Скрашивал мне эти квадратно-гнездовые годы Сеня, Семен Моисеевич Белинский, тот самый математик из лаборатории Циприса. Иногда мы сходились на черной лестнице СевНИИГиМа и говорили о нашем безнадежном деле. Потом начали общаться теснее, бывали друг у друга в гостях. Бедняга многие годы мечтал об отъезде — и всё, всё понимал про эту страну задолго до меня. На его умном и грустном лице словно тень какая-то лежала. Ехать он почему-то не мог. У него было двое маленьких детей, оба мальчишки. Жену его, Раю, тоже математика, вижу сейчас только в переднике, на кухне, а она, между прочим, одну из проблем Гильберта решила (достижение головокружительное). Сеня умер в 1983 году, от саркомы. Не дожил ни до свободного выезда, ни до новой России с полонием. В числе других сотрудников СевНИИГиМа я хоронил его. Над его гробом кто-то из начальников произнес:
— Он всю свою жизнь отдал делу мелиорации.

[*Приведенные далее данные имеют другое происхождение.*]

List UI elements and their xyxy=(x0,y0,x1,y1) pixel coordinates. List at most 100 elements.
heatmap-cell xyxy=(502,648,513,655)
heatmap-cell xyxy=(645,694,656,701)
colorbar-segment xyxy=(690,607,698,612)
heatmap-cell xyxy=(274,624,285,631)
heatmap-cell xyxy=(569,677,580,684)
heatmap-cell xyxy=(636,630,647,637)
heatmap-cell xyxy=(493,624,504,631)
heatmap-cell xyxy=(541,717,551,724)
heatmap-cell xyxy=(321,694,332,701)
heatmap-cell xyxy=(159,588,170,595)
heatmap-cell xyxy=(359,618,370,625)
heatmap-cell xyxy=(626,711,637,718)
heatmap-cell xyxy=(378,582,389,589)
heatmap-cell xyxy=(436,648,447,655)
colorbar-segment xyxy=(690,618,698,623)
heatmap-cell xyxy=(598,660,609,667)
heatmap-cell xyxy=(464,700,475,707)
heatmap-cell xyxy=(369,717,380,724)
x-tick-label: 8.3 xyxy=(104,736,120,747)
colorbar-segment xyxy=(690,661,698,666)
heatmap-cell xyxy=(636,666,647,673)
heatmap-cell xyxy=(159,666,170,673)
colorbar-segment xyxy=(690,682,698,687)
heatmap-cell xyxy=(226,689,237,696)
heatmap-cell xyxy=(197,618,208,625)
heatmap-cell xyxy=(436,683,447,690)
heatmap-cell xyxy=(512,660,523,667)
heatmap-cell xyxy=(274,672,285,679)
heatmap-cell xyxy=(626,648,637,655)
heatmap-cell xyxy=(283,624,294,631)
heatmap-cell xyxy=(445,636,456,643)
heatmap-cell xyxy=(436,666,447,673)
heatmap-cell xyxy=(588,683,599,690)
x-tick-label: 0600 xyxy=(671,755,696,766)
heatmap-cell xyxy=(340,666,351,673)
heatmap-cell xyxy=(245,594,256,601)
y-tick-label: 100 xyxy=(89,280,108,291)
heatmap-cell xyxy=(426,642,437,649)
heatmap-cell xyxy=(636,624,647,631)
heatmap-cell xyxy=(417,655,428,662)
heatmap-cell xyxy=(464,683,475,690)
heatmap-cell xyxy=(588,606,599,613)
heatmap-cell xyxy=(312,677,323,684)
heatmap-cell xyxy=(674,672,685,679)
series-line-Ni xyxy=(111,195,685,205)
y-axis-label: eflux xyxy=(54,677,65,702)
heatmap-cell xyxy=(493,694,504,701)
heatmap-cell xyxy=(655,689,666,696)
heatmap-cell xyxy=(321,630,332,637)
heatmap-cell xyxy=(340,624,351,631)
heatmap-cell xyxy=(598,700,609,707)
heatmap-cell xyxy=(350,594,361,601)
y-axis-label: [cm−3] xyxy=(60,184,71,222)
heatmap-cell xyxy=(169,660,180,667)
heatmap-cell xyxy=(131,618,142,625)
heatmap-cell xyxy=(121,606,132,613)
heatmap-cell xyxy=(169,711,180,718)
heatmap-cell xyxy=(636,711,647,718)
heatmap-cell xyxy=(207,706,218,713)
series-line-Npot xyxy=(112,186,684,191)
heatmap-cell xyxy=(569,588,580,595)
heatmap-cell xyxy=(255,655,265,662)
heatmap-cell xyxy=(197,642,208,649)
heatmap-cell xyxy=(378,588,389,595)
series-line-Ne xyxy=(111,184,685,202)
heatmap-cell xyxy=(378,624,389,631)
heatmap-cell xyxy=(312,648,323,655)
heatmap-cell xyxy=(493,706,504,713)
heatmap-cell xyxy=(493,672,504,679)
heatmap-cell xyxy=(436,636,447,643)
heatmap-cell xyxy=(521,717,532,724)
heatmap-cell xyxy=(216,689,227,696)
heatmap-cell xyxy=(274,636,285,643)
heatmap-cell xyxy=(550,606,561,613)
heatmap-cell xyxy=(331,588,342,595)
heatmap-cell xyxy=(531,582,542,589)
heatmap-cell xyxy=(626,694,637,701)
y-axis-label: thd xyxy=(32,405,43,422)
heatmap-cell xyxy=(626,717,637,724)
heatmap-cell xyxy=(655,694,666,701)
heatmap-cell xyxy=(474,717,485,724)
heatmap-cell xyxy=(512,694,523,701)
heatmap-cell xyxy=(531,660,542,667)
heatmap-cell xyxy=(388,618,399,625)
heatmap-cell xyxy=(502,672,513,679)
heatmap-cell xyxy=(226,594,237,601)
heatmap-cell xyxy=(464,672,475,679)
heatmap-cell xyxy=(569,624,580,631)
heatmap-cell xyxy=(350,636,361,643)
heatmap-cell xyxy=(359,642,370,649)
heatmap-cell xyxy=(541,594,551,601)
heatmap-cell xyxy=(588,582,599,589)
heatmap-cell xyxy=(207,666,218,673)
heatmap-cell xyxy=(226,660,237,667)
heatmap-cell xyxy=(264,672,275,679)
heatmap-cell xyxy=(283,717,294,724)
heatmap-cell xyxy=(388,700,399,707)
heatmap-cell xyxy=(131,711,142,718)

У меня сердце сжалось. В одной этой фразе — весь СевНИИГиМ, весь советский режим как в капле воды. Пошлость захлестывала и по временам переходила в подлость. На одной институтской политинформации выступал как-то райкомовский лектор: поносил Сахарова. Я не выдержал и вышел из зала, никому не сказав ни слова. Естественно, товарищи обратились к Никитину. Что он сделал? Сказал товарищам: у Колкера — , он должен был уйти; выгородил меня, а с глазу на глаз отчитал в таких словах, что чувствовалось: он скорее со мною, чем с ними. Сейчас я допускаю, что он меня персонально опекал, по заданию, но всё равно я ему признателен. Он понимал: протестовать бессмысленно. И я понимал. Понимал, да срывался.
Второй срыв произошел дома. Приносят повестку на всенародные выборы; разносили такие повестки на нашем избирательном участке младшие сотрудники Большого дома, что на Литейном; я говорю вестнику, что голосовать не пойду. Тот не удивляется и не возражает, даже в лице не изменился, только пометил что-то в блокноте. А через день меня под каким-то предлогом понизили в должности, перевели назад из руководителей группы в научные сотрудники.
В 1978 году я-таки защитился — и около года ждал диплома. Дождался (был утвержден ВАКом — это при том-то, что мы уже ), опять начал готовился к прыжку, но тут слегла Таня. Ей дали вторую группу инвалидности. Казалось, на отъезде нужно поставить крест. Здоровье возвращалось по чайной ложке. Однако в декабре 1979 года грянул гром: началась афганская война, и я решил: больше откладывать нельзя. Подлость режима достигла критической массы. Танки едут прямо на нас и сейчас раздавят. Мысль моя не успевала оформиться, я руководствовался чувством; не понимал, как будем сводить концы с концами, не знал, куда сунусь. Знал: нужно выйти из общества добропорядочных советских людей, уйти с работы и добиваться отъезда любой ценой. При полной поддержке со стороны Тани я уволился из СевНИИГиМа, и мы с нею (я — безработный, Таня — на костылях) сходили в ОВИР. Был январь 1980 года. В ОВИРе нас там встретили совсем не так, как в 1977-м…
ТАНИНЫ БОЛЬНИЦЫ
У Тани с юности было слабое здоровье; врожденный дефект позвоночника; и не только это. Нашу единственную дочь Лизу она едва доносила; половину срока беременности провела в больницах. Навещать Таню было нельзя; в больницы, странно вымолвить, не пускали. Странно потому, что на Западе даже при родах разрешают присутствовать близкому человеку.
Однажды нянечка приносит в палату передачи.
— Колкер, — говорит она, — это вам, — и протягивает пакет таниной соседке, ярко выраженной еврейке. Та была женщина бойкая и ответила бойко:
— Я — Петрова, а Колкер — вот она! — И ткнула пальцем в свою бледную соседку внешности самой скандинавской.
Больницы были единственным местом, где фамилия иногда помогала Тане. Среди врачей традиционно много евреев, а стиль советской жизни прямо-таки предписывал протекционизм, явный и неявный, даже подсознательный; он был в крови у всех и каждого. Еще Кюстин писал, что коррупция облегчает жизнь при автократии, и писал как раз в связи с Россией. Как объяснить британцу или американцу, что в России фамилия позволяет отличить еврея от не еврея? Попробуйте — вам не поверят. Попробуйте объяснить, что чернь причисляет к евреям вообще всех, чья фамилия указывает на Запад, а не на Восток. Писателя Вадима Шефнера многие держали за еврея, что едва не стоило ему жизни в страшные годы, когда готовилось дело врачей. (И было, от чего держать; в друзьях-то у него ходили поэты Александр Гитович и Владимир Лифшиц.)